How many of those sitting in the room wondered if Murdoch wanted a country with no laws, no judges, no policemen and no politicians? A country just run by newspapers.
It is not in the least fanciful to wonder if Queen’s Evidence is to be brought into this case.
The most difficult issue raised by the journalists at the three-quarter hour meeting early in July was the action of what became known as the Management and Standards Committee (MSC), acting on the advice of a very shrewd American lawyer, named Joel Klein.
On his advice, Murdoch decided to have his senior staff collect every bit of information the company had − including emptying the desks of all his employees − and hand everything over to Operation Weeting.
This had the effect of compromising the journalists, invading their privacy, revealing all their sources. It was strictly supervised by News UK’s lawyers, a firm called Linklaters — there to look after the company’s interests, not those of its staff.
Examination of every detail in this hoard of information led to a police invasion of the private homes of the journalists before dawn and without any notice. Teams of officers turned up in a dozen cars, upsetting innocent wives and children, searching under beds and floorboards for any shred of possible evidence, while the neighbours looked on and wondered what was happening
The journalists were angry. The company had betrayed them. At their meeting, they challenged Murdoch. He could say nothing more than that it was a mistake. He spoke as if he was more sorry for himself than the victims of the actions.
A former managing editor spoke for the group:
“Until their arrests every person in this room was a loyal, hard-working employee, devoted to you personally and proud to work here.”
Murdoch could only reply with weasel words:
“We made mistakes. You have my sympathy. You have my total support. I guarantee that will continue. Even if you get six months or whatever...”
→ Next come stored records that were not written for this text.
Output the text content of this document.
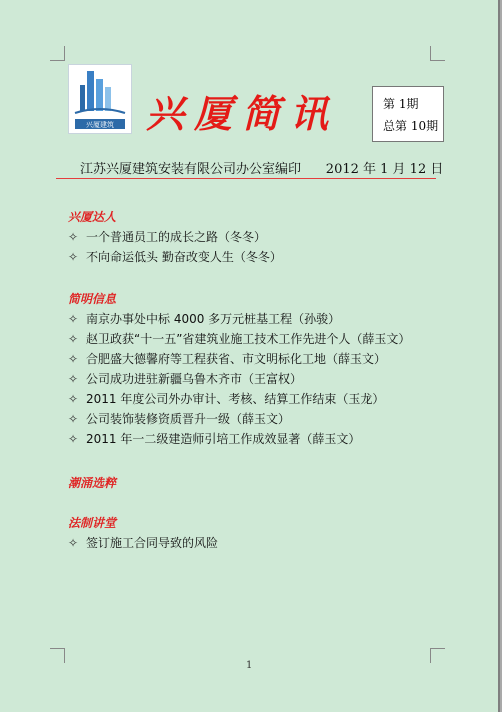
兴厦建筑 兴厦简讯	第 1期
总第 10期
江苏兴厦建筑安装有限公司办公室编印      2012 年 1 月 12 日
兴厦达人
✧ 一个普通员工的成长之路（冬冬）
✧ 不向命运低头 勤奋改变人生（冬冬）
简明信息
✧ 南京办事处中标 4000 多万元桩基工程（孙骏）
✧ 赵卫政获“十一五”省建筑业施工技术工作先进个人（薛玉文）
✧ 合肥盛大德馨府等工程获省、市文明标化工地（薛玉文）
✧ 公司成功进驻新疆乌鲁木齐市（王富权）
✧ 2011 年度公司外办审计、考核、结算工作结束（玉龙）
✧ 公司装饰装修资质晋升一级（薛玉文）
✧ 2011 年一二级建造师引培工作成效显著（薛玉文）
潮涌选粹
法制讲堂
✧ 签订施工合同导致的风险
1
Anyone who has studied Rupert Murdoch’s career would be aware that promises and guarantees are worth nothing to this man. Ask Harold Evans. Read: Good Times, Bad Times. Even a written guarantee means nothing. He will always find a way to wriggle out of it.
The only advice I could give to those facing prosecution when the trials begin in September is to get your own lawyer. To use company lawyers is nothing short of suicide.
Ask your own lawyer about Queen’s Evidence.